Cortei um pedaço e o coloquei num prato de sobremesa junto com uma colher. Estendi o prato até Mathias, que o pegou sem muito rodeio. Ele partiu o primeiro pedaço com a colher e o comeu, sem me olhar. Alguns minutos depois vi lágrimas umedecerem seus olhos e um gemido escapou de sua boca, gemido de saudade, de dor. Sim, eu conhecia aquele tipo de som inconformado, pois aqueles haviam sidos meus companheiros nas últimas semanas, depois da morte de meu namorado.
Arregalei os olhos, tentando entender por que agora ele estava tendo essa reação. Tomei um pouco de chá, tentando achar palavras para acalmá-lo, mas nada me vinha à cabeça. Encarei-o um pouco, até que ele me fitou e entendeu minha dúvida, e, mais disposto do que jamais havia estado comigo, começou a falar como se estivesse se libertando da saudade de alguém ou algo, não sei ao certo.
― Minha mãe sempre fazia bolos para nós. À tarde sempre havia aroma de bolo pela casa. E minha mãe fazia um de laranja parecido com esse ― um soluço cortou a frase. ― Não sei quantos anos faz que eu não como bolo, principalmente um tão bom como esse.
Apesar de minha vontade ser de debochar dele, a dor e a seriedade expressas em sua voz me fizeram ter um pouco mais de sensibilidade, cortesia também. Sorri contidamente enquanto formulava algo para falar.
― Então você descobriu. É de laranja mesmo. O que mais tem?
― Abacaxi. Senti gosto de algum chá, mas não me lembro qual ― Mathias sorriu sonhador.
― É erva doce... – Fitei-o descrente - Não acredito nisso! Você sorriu? – Ai não, vou ter que correr pois vai chover granizo por causa do seu sorriso ― eu ri.
― Não entendi...
― Você sorrir deve ser mais raro do que chuva no deserto do Atacama. Por isso é capaz de haver uma catástrofe por causa dessa raridade.

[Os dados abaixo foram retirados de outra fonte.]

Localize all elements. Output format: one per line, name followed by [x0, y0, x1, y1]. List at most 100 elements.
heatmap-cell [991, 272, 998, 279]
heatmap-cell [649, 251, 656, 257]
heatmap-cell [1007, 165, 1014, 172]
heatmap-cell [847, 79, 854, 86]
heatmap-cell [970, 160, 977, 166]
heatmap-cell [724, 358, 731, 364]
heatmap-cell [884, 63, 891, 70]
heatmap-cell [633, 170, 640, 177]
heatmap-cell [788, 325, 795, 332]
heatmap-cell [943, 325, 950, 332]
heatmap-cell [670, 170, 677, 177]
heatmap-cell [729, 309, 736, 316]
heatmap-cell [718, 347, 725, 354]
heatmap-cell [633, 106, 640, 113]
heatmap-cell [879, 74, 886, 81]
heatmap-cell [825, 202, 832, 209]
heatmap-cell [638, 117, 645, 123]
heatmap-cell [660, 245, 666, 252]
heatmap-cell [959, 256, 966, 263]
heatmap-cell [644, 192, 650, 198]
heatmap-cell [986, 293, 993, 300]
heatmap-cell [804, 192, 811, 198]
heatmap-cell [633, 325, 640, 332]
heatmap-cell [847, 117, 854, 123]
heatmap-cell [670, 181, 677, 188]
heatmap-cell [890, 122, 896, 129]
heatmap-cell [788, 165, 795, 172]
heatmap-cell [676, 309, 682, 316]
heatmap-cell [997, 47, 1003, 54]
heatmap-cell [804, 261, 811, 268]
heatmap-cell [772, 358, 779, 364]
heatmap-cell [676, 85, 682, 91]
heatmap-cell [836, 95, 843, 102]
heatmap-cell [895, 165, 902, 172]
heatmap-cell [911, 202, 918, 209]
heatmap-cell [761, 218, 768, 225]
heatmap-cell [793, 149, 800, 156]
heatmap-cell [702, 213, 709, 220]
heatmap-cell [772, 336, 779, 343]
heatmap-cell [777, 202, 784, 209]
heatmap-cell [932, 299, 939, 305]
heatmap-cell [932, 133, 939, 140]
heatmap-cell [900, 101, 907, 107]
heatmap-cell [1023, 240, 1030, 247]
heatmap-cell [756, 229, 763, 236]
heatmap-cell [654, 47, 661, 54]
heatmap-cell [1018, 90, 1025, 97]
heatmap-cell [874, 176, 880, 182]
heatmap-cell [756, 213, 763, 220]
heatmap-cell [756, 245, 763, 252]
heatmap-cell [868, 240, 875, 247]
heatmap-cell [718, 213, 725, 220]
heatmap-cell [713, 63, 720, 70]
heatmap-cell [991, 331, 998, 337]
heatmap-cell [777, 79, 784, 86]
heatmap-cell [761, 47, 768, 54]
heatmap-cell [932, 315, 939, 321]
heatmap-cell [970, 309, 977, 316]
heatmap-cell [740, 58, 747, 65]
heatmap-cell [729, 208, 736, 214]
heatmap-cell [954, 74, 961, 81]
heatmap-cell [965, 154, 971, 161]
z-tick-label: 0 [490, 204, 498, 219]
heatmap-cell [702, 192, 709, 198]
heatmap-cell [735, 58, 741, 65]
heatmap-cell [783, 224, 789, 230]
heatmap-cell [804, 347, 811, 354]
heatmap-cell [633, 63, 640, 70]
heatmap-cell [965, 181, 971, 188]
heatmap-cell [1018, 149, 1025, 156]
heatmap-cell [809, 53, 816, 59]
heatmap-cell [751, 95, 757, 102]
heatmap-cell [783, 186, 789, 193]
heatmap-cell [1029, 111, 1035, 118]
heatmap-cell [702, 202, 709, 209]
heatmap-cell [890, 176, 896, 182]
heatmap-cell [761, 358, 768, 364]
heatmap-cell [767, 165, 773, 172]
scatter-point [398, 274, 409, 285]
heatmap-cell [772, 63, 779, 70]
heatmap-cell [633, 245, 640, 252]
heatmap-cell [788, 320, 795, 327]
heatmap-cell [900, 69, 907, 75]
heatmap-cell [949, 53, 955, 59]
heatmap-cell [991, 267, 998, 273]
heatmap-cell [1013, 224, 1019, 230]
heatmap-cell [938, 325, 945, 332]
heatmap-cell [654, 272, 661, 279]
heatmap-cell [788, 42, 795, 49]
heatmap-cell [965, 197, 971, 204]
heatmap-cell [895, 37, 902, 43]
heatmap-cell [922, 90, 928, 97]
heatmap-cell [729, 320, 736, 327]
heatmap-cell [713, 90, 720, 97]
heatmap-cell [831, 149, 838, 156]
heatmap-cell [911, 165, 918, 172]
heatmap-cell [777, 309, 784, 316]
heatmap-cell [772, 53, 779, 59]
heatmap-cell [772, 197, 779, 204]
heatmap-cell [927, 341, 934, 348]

― Alane, nada vai estragar o momento de alegria que estou sentindo agora ― ele deu outra colherada no bolo.
Estendi a mão em forma de cumprimento para ele.
― Amigos? ― fiquei a espera de sua resposta.
― Ok, amigos ― e voltou a saborear o bolo.
Depois do lanche, arrumamos a cozinha. Percebi que estava tarde e que eu devia ir embora.
― Mathias, eu vou te deixar em paz agora, viu? Boa noite! ― falei dando um tchau com a mão. ― Ah, guarda o bolo na geladeira para não estragar. As frutas que colhi já estão na geladeira e limpas. E amanhã haverá algumas abóboras maduras nas ramas para você colher.
― Ok, Alane. Obrigado por tudo ― senti sinceridade em seu cumprimento.
Caminhei pela estrada rapidamente. Era noite quando cheguei a casa, e todos estavam jantando na sala. Depois de me refrescar, fui à sala, onde enrolei mais do que comi. Também, depois de comer tanto bolo e fruta, não tinha como caber mais nada em meu estômago.